A faint breeze rustled the broad chestnut leaves, joining the jingle of their busy bobbins.
“Oh! One of my shells has split!” Teresa, lips trembling, picked at her bundle, ready to weep.
“Well—just ask the Virgin to send you down another,” retorted Antonia, which made Teresa’s lips tremble even more.
Giovanna worked in silence.
“No … I don’t think it’s split all the way through.” Teresa rolled the tiny spiral shell around in her palm, examining it, making sure the disaster she had first expected had been spared her. “Antonia, you must not take the name of our Holy Mother in vain—no matter how upset you are. It is a sin, Sister Bertine says so.”
“You and your eternal prattle about your precious Sister Bertine! Why don’t you just go into your convent right now, take the veil, lock yourself away and be done with it!”
Giovanna looked up. “Antonia, I think this time you have gone too far! You owe Teresa an apology.”
“How dare you speak to me in that superior tone—I have never been so insulted!” Looking every inch the enraged aristocrat, Antonia marched off, dragging her chair behind her.

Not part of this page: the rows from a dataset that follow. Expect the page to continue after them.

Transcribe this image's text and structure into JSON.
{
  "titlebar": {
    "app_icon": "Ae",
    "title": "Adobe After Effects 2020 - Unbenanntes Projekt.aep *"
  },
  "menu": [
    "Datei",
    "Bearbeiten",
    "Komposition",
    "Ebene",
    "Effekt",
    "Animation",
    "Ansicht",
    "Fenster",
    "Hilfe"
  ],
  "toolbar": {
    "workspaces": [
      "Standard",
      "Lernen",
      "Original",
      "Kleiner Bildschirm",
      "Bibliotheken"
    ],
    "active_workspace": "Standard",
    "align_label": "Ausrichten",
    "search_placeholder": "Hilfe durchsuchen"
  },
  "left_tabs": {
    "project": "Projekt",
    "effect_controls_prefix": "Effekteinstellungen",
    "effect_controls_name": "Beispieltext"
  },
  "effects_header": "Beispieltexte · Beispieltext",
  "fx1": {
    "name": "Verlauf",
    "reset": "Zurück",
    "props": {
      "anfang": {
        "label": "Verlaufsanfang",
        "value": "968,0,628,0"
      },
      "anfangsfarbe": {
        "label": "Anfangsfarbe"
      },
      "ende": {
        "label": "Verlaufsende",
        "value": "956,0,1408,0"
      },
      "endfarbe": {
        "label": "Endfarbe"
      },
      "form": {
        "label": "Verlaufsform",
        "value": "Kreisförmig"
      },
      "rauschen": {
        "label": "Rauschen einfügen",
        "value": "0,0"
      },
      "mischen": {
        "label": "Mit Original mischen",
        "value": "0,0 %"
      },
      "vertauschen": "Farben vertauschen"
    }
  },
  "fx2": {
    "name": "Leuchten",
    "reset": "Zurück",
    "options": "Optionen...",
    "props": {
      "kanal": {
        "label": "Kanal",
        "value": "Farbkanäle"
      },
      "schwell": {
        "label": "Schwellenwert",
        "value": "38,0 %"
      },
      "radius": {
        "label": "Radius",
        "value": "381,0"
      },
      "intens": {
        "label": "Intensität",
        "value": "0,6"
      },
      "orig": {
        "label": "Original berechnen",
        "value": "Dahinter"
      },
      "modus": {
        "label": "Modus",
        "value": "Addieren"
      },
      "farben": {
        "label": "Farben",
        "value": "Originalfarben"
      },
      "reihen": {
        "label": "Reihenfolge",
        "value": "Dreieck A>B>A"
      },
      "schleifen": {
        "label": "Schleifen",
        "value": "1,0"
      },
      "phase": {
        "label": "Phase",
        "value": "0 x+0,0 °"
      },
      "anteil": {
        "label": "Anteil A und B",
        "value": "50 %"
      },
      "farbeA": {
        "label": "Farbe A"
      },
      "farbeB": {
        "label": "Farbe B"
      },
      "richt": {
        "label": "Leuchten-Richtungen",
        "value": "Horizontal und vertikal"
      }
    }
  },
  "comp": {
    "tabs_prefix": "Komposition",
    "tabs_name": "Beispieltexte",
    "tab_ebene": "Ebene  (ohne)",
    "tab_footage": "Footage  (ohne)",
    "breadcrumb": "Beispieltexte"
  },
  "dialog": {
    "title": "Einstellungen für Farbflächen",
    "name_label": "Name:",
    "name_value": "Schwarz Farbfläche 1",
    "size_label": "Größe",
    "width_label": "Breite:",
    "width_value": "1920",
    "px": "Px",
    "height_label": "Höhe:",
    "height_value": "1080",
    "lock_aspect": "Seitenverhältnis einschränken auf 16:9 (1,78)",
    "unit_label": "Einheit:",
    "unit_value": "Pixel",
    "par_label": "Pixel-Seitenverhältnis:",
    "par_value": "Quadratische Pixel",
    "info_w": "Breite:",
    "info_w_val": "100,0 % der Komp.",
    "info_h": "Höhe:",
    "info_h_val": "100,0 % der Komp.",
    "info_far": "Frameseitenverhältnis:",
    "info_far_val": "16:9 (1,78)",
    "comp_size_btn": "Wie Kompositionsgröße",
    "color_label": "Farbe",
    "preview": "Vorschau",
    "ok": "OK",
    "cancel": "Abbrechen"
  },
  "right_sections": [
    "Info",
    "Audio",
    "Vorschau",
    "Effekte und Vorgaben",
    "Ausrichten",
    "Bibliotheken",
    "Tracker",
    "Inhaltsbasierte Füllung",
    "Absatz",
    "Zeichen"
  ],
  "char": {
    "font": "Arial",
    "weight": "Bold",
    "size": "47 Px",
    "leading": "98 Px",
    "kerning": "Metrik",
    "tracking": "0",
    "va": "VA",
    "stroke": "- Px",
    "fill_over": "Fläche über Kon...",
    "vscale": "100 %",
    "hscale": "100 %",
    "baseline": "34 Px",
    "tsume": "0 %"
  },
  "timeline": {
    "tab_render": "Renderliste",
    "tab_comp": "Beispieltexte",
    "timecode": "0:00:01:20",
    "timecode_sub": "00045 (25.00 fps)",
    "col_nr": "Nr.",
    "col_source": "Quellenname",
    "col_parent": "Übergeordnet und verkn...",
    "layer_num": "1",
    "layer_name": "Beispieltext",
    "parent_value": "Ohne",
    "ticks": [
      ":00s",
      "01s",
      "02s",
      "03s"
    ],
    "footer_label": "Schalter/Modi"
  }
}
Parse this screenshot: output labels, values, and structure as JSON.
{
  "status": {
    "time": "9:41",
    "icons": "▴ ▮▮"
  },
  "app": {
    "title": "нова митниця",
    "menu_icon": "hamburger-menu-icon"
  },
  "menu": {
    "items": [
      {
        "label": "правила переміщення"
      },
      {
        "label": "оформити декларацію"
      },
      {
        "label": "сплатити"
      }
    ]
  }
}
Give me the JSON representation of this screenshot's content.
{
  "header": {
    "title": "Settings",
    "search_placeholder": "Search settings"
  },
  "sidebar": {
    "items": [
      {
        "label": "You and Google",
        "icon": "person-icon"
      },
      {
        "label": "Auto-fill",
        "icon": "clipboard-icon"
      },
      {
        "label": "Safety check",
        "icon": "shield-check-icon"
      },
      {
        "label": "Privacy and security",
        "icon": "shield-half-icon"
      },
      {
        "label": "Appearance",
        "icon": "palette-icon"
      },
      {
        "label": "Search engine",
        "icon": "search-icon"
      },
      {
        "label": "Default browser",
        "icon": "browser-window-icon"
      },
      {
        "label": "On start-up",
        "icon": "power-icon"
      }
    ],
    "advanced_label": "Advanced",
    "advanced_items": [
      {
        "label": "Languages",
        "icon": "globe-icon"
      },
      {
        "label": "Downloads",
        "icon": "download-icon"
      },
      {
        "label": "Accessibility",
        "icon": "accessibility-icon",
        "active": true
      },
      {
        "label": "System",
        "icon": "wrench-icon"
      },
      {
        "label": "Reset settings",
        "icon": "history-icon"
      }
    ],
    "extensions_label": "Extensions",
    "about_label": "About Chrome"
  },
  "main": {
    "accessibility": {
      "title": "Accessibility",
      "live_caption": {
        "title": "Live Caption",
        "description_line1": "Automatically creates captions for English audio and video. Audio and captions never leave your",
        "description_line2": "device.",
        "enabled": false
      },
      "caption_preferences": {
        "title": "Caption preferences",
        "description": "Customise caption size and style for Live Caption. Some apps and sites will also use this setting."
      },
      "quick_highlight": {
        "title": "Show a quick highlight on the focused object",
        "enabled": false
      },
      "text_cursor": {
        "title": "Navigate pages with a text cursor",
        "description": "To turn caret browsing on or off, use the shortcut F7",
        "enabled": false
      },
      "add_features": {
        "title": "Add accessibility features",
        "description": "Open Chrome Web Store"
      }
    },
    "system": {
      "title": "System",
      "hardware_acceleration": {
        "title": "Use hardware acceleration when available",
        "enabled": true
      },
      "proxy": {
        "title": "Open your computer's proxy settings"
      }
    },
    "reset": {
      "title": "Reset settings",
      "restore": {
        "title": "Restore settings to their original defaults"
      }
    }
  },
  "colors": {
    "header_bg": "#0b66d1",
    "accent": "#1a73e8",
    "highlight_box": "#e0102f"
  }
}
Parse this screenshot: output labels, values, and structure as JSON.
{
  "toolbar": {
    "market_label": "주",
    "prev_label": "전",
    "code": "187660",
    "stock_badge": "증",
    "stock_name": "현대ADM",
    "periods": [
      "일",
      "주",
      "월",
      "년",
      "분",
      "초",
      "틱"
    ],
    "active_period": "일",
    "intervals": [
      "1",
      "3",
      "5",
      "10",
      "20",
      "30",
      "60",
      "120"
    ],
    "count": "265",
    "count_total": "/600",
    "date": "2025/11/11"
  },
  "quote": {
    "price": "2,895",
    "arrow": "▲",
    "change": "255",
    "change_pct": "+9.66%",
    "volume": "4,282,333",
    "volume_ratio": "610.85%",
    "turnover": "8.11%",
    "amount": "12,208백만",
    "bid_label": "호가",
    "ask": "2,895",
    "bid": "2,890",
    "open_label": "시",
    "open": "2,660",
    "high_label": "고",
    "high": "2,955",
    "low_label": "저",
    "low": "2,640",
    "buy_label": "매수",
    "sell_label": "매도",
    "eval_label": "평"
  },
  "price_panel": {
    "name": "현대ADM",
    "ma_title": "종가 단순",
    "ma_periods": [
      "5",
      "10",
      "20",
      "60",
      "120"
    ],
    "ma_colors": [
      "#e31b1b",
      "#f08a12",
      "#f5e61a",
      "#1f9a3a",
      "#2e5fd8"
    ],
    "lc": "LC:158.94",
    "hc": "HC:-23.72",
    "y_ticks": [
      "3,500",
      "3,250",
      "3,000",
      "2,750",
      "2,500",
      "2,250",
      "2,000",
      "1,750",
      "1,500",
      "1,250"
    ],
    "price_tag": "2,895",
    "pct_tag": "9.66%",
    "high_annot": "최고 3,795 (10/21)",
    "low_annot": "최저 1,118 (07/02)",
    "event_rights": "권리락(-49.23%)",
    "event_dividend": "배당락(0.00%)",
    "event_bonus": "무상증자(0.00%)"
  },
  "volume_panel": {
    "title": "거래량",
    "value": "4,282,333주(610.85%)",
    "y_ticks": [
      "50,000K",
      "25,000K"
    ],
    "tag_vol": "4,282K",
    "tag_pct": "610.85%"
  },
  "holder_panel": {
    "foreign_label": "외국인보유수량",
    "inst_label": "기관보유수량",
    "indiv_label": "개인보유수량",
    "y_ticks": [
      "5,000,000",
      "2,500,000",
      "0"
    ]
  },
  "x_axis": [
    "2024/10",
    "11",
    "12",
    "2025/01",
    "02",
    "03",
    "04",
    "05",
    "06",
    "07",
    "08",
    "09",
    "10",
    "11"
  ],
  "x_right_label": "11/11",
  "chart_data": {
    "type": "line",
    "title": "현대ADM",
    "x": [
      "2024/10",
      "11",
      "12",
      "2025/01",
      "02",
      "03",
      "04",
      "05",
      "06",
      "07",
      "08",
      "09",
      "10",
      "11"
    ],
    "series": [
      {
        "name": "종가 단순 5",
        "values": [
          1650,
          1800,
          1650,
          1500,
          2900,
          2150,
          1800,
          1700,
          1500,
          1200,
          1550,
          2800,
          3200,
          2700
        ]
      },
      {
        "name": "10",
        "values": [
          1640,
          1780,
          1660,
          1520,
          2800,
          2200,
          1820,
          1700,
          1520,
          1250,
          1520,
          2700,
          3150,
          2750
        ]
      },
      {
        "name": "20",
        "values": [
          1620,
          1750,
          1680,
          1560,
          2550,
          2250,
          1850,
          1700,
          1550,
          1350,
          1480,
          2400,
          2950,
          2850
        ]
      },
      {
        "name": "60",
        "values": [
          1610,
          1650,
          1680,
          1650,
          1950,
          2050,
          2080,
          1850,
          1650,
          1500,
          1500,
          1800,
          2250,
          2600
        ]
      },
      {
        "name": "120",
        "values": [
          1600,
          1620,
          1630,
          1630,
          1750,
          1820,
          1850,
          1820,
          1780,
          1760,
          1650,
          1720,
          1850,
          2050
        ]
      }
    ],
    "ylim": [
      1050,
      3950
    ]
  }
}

Teresa sighed, “Poor Antonia! She is so very disappointed Giovanni didn’t choose her … but who knows … even Mamma said, ‘I’ll believe it when I see it. Nothing is ever what it seems—even if the foxes cry, Spring can be late in coming!’ I don’t know what she means by that but she always says it. My mamma’s sort of partial to fox sayings … One of her favorites is ‘Hens and boys beware of a vixen seen in the light of a new moon!’ … I don’t know what that one means either but she says that one all the time … and then there’s …”
“Teresa,” even Giovanna could take just so much of Teresa’s mamma. “Do you really believe Camilla’s father will give his consent?”
“Why not? Millionaires don’t come along every day.”
“Giovanni isn’t a millionaire!”
“Well! Don’t you think, with five daughters still left to marry off, wouldn’t Camilla’s papa be overjoyed to welcome any acceptable suitor who comes to his door?”